Nach dem Seitenwechsel, Freydl ersetzt Asil bei den Juniors, entscheidet St. Michael II das Spiel gleich endgültig. 49. Minute, Eckball von rechts, der Ball kommt vor der ersten Stange runter, dort setzt sich Jan Schatzl gegen Horvat und Schweighart durch und drückt den Ball über die Linie. Alle erhofften Szenarien, um mit einem schnellen Tor, noch einmal ranzukommen, sind nach dem 0:4 obsolet. Die DSV Juniors sind an diesem Nachmittag einfach zu schwach, um St. Michael II zusetzen zu können. Mehr als zu Halbchancen kommen die Juniors in der gesamten zweiten Spielhälfte nicht, dazu arbeitet das Mittelfeld viel zu wenig – auch die Standards fallen allesamt zu harmlos aus.

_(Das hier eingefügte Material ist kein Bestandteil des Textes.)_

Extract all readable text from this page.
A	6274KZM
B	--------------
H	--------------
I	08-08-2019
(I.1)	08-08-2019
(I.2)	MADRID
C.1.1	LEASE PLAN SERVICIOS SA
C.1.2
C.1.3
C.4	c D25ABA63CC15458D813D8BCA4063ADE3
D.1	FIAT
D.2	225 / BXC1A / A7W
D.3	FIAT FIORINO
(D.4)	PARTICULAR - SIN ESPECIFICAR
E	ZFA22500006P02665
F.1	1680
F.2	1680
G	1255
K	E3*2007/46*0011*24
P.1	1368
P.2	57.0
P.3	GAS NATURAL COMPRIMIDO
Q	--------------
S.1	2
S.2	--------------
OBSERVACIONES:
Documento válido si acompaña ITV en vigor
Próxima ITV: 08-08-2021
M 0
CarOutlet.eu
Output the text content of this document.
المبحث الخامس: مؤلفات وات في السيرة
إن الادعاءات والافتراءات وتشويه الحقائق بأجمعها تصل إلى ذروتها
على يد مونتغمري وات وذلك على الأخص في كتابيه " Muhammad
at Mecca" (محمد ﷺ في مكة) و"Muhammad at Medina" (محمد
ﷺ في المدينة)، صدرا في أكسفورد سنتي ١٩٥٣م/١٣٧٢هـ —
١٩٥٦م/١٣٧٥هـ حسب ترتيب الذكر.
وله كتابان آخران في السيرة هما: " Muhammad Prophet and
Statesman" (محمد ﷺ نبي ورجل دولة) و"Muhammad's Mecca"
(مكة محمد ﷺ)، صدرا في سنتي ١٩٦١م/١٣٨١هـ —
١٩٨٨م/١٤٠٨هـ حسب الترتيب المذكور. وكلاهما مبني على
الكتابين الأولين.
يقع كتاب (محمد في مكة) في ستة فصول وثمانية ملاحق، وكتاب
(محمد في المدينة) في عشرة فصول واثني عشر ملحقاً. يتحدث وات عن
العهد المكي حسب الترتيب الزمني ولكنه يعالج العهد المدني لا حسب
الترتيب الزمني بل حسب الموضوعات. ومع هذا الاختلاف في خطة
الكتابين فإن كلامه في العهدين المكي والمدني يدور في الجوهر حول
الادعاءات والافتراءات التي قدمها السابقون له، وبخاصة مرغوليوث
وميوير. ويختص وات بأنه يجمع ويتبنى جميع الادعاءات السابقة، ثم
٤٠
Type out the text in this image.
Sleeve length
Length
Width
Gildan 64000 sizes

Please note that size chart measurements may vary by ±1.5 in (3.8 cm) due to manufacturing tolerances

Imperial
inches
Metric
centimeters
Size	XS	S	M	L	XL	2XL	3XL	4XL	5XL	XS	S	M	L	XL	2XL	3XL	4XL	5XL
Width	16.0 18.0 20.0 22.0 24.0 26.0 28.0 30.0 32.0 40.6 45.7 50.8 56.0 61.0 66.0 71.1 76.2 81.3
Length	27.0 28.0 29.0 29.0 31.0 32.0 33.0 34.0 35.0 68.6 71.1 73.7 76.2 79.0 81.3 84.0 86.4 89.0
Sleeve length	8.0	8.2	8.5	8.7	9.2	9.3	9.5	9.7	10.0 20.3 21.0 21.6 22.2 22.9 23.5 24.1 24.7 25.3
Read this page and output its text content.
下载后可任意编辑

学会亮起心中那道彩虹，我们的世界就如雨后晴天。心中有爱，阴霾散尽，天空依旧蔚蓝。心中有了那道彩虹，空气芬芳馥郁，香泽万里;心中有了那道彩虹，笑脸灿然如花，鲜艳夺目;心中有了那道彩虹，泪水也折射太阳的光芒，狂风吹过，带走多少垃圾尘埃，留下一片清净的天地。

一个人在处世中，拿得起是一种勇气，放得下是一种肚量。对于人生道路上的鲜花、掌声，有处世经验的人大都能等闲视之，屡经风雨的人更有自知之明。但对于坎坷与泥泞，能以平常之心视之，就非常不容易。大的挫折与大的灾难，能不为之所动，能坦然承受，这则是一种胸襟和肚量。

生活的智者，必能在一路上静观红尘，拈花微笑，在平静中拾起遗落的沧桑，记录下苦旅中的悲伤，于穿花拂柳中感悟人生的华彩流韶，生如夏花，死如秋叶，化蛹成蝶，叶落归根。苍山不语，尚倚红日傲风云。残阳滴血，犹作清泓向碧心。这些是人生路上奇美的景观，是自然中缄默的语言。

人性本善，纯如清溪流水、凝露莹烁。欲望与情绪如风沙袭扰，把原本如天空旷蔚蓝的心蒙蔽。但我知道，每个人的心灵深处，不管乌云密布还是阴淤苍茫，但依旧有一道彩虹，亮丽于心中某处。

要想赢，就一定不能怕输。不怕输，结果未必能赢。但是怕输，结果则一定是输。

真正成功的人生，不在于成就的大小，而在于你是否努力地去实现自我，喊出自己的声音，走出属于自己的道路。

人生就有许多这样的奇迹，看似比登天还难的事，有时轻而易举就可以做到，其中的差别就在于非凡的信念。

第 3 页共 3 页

Das Spiel plätschert an diesem wunderschönen, sonnigen Herbstnachmittag so dahin, St. Michael scheint zufrieden, die DSV Juniors können und wollen nicht mehr. Das 5:0 unterbricht für einen Moment diese Idylle. Wieder nach einem Eckball stimmt die Zuordnung nicht, Jan Schatzl verlängert per Kopf auf den freien Daniel Schatzl, der den Ball aus kurzer Distanz ins Tor drischt. Nach dem fünften Treffer hat vor allem der eingewechselte Rogatsch zwei Mal dicke Möglichkeiten, um den Klasseunterschied noch deutlicher fest zu machen, er scheitert aber. Das 0:5 ist auch so schlimm genug, wobei nicht das Ergebnis das Problem ist, sondern der dahinterliegende Auftritt. Mit 70-80%, mit Alibifußball und Null Bereitschaft an die Grenzen zu gehen, ist diese Niederlage gegen motivierte St. Michaeler schnell erklärt. Nicht genügend, setzen – am Freitag gegen den Tabellenführer Gußwerk besser machen!

Das 0:5 erzielt von Daniel Schatzl!

Links: StFV, St. Michael

Die DSV Juniors spielten mit: Weiss, Pachner, Drabli, Asil (46. Freydl), Schweighart, Kosche (75. Möstl), Sencar (G), Machacek, Hoffellner (G), Horvat, Kutlesa (77. Stocker). Ersatz: Krainer.